IL «Dans certains secteurs, comme par exemple le BTP ou les transports, le client préfère n'avoir qu'un seul interlocuteur qui fournira en propre ou via des sous-traitants l'ensemble des prestations attendues. Mais sur d'autres marchés comme celui du numérique notamment, les acteurs sont souvent très spécialisés. De fait, une société experte dans l'intégration de plateformes d'e-commerce aura tout intérêt à s'associer à un cabinet de conseil en stratégie digitale pour fournir une solution combinée qui aura plus de valeur aux yeux du client et qui favorisera les intérêts propres des deux sociétés. Cette logique de partenariat offre aussi la possibilité de s'adosser à des acteurs locaux pour rassurer le client, faciliter la communication de l'offre et répondre parfois aux contraintes réglementaires du marché chinois.
Mais pour que le partenariat fonctionne, il faut être vigilant quant à l'expertise des partenaires avec lesquels on s'associe. Sont-ils bien les meilleurs dans leur domaine ou, à tout le moins, les mieux placés pour répondre aux besoins du client ?

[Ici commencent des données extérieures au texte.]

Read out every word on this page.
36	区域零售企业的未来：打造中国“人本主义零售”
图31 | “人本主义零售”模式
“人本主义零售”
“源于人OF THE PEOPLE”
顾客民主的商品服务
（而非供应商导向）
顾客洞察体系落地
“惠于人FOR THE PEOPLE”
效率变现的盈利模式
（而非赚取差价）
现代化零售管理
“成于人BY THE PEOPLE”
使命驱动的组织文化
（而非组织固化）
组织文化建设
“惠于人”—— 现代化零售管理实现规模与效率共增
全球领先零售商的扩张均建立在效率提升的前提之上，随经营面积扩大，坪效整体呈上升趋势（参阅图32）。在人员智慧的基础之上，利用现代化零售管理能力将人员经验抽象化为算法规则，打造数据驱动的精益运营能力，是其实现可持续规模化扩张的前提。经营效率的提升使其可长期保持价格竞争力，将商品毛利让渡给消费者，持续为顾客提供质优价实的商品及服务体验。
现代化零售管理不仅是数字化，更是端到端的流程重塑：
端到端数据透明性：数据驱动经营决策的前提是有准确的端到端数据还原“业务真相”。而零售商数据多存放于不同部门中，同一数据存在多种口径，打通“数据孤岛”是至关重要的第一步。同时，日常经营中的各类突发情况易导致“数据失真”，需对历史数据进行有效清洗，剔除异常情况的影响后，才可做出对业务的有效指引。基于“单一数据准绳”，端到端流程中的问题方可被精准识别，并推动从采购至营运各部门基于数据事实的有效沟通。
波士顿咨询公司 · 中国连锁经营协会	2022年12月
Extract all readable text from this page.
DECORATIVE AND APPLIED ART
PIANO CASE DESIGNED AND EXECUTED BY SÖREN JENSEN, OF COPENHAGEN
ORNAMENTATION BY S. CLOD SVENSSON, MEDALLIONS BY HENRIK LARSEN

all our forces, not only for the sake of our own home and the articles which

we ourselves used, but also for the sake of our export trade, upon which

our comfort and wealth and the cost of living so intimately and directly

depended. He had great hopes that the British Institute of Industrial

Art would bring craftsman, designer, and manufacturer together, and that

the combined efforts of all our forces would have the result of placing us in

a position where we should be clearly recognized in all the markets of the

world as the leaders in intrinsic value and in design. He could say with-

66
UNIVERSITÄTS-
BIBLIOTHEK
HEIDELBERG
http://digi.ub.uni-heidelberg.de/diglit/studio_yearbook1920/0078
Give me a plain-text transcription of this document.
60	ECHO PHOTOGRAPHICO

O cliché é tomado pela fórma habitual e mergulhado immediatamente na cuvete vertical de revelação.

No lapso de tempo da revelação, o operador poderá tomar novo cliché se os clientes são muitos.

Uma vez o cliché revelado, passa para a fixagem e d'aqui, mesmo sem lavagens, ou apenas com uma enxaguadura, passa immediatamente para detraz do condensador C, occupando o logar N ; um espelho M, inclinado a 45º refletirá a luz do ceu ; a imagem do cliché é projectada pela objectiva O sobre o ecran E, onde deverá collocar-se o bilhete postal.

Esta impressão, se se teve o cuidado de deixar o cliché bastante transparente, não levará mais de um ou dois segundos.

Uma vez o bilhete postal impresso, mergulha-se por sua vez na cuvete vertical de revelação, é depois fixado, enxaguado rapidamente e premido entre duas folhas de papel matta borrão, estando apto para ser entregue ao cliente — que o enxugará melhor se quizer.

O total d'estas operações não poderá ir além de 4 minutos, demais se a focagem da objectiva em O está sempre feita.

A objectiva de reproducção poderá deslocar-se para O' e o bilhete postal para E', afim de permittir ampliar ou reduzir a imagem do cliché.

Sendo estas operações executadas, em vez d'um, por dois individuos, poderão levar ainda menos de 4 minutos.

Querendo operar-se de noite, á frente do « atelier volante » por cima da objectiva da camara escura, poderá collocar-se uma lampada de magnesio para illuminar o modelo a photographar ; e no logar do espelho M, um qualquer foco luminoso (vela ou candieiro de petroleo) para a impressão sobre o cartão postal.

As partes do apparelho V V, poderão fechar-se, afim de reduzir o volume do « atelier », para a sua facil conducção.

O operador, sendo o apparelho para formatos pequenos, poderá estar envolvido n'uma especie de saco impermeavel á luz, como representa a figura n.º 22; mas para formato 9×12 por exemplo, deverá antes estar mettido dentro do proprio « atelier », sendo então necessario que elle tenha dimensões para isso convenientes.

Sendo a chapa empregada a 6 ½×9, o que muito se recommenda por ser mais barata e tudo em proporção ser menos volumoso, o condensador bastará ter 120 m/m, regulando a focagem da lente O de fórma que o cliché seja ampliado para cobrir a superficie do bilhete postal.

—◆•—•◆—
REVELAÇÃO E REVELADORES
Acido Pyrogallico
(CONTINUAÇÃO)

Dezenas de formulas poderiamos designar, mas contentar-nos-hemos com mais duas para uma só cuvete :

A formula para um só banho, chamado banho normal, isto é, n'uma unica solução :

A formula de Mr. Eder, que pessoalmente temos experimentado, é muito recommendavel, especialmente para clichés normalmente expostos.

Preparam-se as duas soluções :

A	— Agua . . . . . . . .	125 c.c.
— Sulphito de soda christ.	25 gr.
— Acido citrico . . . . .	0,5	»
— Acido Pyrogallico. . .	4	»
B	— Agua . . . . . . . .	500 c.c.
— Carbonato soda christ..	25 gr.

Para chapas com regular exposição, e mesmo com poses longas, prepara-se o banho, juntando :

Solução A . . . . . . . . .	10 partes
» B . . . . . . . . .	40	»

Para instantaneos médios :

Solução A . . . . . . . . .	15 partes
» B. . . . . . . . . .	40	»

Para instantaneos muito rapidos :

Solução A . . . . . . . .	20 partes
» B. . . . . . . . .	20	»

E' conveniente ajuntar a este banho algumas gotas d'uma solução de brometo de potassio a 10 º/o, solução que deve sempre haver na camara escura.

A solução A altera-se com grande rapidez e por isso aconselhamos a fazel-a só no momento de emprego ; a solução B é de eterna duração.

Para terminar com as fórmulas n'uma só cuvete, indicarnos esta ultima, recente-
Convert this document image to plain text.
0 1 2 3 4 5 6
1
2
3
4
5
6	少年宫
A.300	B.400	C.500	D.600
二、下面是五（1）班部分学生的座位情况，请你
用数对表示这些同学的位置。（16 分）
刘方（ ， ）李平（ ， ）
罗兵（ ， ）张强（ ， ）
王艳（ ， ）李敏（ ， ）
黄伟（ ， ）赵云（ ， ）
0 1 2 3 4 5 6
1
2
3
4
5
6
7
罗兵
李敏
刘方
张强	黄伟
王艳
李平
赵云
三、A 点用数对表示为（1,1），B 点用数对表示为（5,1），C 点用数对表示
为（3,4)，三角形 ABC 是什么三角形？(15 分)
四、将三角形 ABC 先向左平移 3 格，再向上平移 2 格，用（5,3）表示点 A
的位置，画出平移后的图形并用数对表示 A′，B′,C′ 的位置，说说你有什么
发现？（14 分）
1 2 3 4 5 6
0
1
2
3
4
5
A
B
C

La coopération entre entreprises invite aussi les opérateurs en charge de l'export à réfléchir à une communication globale sur la marque France valorisant et distinguant les productions nationales. Un peu à l'image de ce que font les allemands autour de la qualité, marque de fabrique revendiquée des entreprises germaniques.
Dans ce domaine, nous - français – avons à renforcer la marque pour différencier nos productions. Pourquoi ne pas  s'appuyer sur ce qui caractérise la réussite de nos entreprises dans les domaines non seulement de la mode, du luxe, de la restauration ou du design mais aussi de l'innovation numérique comme cela a été démontré à Las Vegas …. C'est une piste à creuser.»